What else did Judy Owen say about her office? Enough to make you shudder. She said that the atmosphere was "blatantly sexist", that professional women golfers were referred to as "dykes and lesbians", and that she was told that women could not expect things to change by being "challenging and forceful".

Presumably women can, instead, expect things to change by being acquiescent and weedy. That has got them a long way, hasn't it? All the way to the point where 70 per cent of Britain's 2,000 golf clubs still discriminate against women. Some of them don't allow women to be members at all; others don't allow them on to the course during the week, or to play without a man, or to have a drink in the club bar, or to use the toilet unless they are wearing a dunce's hat and can whistle the National Anthem backwards.

Even Michael Parkinson, who has just written a book about golf, said to this newspaper earlier this week: "I have played most of my golf with a woman, and that's how you find out what it's like to be a second-class citizen."

The sexism that exists in golf clubs is often seen as eccentric and charmingly olde worlde, something that isn't serious enough to fuss about. True enough, neither I nor any other woman I know is gagging to get out on the "prestigious Belfry golf course" (where Judy Owen's offices were situated) on a Sunday morning, finishing off with gin and tonics in the clubhouse. But, as Voltaire almost remarked, "I disapprove of what you play, but I will defend to the death your right to play it."

It's easy enough to dismiss old-fashioned golf clubs as nothing to do with the real world - and certainly the sport is changing, and some women golfers are surviving and thriving in it. But even the worst offenders aren't quite as isolated as we might hope. Where they leave off, other clubs are often happy to pick up the baton of fusty sexism: the Professional Footballers' Association with its all-male dinners; gentlemen's clubs, including the Garrick and the Carlton; the 800,000 strong all-male Freemasons; the new lap-dancing bars in the City that may not exclude women, but make them feel rather uncomfortable if they are wearing more than a satin thong.

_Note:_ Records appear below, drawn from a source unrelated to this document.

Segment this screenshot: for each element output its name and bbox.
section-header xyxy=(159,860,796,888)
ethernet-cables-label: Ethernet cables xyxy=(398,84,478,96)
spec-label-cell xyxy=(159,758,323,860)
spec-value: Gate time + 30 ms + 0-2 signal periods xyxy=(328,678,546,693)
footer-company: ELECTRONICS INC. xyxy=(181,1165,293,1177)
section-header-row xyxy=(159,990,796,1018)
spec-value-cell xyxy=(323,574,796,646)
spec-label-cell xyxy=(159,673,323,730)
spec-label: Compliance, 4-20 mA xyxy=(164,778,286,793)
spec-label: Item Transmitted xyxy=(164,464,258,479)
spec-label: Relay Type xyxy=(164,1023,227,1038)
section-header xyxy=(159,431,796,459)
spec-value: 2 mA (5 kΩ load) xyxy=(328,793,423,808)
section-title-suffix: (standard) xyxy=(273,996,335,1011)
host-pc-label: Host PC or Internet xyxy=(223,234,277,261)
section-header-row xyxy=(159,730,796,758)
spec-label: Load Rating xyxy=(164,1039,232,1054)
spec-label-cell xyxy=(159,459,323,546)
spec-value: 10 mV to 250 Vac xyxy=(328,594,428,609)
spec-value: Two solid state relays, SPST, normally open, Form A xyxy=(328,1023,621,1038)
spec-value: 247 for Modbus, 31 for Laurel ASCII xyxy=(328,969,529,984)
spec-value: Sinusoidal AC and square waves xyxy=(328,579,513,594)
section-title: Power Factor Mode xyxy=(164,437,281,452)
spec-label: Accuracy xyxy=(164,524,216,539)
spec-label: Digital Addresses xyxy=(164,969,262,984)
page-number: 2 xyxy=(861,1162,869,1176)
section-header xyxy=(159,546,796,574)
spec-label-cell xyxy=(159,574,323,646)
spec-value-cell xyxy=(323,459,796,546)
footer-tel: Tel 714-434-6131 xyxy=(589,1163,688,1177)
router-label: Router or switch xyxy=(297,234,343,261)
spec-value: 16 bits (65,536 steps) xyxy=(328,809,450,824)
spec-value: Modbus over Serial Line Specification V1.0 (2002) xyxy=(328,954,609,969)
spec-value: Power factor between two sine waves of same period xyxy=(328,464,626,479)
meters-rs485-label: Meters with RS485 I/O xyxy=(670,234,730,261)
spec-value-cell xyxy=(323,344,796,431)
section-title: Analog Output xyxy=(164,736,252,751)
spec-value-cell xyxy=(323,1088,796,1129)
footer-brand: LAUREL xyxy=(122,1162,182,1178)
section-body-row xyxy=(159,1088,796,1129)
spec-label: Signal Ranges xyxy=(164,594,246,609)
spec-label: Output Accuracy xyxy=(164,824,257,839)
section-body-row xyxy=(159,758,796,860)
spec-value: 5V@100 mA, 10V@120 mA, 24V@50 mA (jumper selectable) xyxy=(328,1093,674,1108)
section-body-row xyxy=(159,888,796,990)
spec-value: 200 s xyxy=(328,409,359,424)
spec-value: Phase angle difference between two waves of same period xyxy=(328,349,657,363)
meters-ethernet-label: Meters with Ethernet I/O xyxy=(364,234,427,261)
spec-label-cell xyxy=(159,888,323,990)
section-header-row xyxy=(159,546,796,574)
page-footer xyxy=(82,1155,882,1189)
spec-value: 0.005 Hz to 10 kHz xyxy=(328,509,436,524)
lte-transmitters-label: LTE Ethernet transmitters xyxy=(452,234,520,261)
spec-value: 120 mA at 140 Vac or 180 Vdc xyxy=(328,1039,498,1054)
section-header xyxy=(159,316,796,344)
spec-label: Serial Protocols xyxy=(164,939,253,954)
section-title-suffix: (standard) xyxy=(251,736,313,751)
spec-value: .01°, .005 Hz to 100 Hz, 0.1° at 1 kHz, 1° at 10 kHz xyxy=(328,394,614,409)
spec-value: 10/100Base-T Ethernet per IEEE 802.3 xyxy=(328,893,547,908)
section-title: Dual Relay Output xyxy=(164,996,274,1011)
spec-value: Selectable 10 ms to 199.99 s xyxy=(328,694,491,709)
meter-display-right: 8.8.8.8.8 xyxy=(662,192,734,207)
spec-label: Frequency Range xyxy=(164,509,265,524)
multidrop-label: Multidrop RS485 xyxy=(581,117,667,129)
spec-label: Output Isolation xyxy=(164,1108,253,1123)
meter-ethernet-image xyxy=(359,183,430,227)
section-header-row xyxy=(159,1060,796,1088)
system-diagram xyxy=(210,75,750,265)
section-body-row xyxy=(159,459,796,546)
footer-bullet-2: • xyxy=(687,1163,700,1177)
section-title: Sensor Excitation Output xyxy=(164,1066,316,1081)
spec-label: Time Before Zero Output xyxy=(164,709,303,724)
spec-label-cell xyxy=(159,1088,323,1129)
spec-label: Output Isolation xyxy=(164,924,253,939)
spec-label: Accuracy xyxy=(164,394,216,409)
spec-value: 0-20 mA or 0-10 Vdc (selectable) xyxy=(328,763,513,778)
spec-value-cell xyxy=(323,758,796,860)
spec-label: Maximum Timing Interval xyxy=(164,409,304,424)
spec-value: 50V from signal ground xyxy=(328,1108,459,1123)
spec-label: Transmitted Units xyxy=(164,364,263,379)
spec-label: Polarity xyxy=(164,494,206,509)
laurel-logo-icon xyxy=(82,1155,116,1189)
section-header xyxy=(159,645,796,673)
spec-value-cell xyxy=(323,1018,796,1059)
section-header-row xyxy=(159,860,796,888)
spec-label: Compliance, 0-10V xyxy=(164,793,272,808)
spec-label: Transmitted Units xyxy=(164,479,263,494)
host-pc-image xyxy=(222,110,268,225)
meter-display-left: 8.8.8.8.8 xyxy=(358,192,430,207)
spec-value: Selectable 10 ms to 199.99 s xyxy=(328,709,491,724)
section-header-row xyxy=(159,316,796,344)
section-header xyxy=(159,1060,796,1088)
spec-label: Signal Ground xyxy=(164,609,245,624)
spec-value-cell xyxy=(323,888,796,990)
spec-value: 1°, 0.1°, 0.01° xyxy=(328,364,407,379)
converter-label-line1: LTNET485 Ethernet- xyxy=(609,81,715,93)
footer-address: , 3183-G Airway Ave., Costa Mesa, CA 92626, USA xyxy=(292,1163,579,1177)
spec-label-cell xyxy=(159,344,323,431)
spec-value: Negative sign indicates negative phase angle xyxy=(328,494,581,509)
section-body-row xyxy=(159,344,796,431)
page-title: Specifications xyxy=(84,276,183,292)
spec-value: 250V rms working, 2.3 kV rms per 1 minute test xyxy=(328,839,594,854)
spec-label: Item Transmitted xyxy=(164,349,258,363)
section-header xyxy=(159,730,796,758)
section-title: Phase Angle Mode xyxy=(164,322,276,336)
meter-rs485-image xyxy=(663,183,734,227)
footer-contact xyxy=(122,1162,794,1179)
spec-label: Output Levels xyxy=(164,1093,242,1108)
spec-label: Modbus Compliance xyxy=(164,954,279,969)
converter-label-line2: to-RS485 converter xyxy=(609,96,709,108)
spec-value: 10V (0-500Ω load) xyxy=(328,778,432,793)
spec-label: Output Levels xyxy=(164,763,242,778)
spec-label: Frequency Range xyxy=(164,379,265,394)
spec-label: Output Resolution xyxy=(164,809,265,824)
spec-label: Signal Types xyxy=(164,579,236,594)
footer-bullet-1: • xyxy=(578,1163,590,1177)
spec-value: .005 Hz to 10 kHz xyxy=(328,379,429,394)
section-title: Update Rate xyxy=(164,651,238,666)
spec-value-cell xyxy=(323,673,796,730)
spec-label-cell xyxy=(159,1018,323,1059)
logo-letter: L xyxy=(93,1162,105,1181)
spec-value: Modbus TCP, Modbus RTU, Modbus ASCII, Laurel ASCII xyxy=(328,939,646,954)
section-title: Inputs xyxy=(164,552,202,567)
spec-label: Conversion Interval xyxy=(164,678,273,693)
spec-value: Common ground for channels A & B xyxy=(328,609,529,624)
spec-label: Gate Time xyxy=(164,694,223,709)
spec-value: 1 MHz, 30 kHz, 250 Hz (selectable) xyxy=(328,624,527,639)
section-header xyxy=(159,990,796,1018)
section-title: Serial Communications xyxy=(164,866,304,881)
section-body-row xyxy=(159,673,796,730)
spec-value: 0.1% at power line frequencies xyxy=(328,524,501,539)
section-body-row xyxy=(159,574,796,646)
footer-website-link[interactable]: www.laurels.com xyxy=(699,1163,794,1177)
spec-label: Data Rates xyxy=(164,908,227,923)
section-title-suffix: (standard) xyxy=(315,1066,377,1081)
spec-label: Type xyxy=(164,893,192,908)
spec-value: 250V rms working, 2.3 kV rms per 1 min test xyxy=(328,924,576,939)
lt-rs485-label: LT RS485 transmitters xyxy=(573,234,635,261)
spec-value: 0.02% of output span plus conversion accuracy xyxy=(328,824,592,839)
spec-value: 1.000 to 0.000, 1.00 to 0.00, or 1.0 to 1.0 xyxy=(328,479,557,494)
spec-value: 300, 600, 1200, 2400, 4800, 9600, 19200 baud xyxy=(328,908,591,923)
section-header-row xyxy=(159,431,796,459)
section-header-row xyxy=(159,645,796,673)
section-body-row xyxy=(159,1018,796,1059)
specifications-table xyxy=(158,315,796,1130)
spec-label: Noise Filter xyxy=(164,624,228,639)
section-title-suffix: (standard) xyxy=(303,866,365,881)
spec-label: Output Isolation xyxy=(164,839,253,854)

All these clubs may not directly impact on your life or mine, given that we don't go to those clubs and drink in those bars, but they weave a fabric that still provides the lining for much of British sporting and political and business life. They uphold a culture that takes inequality for granted, and even sees those attributes as a source of pride. The more powerful women get, the more strongly men seem to hold on to those pockets of inequality. And so Britain seems to be falling into a country of two halves. There is the half that some tabloids are so worried about, where women are getting good jobs and having fun at men's expense. But then there is the half where nothing seems to have changed, and businessmen still walk on golf courses in the afternoon sun, doing deals with one another, happy in the knowledge that if they go into the clubhouse the women they meet will know their place, and wouldn't dare to wear the trousers.

If Judy Owen got squeezed between those two worlds, no wonder she found her position too uncomfortable to bear.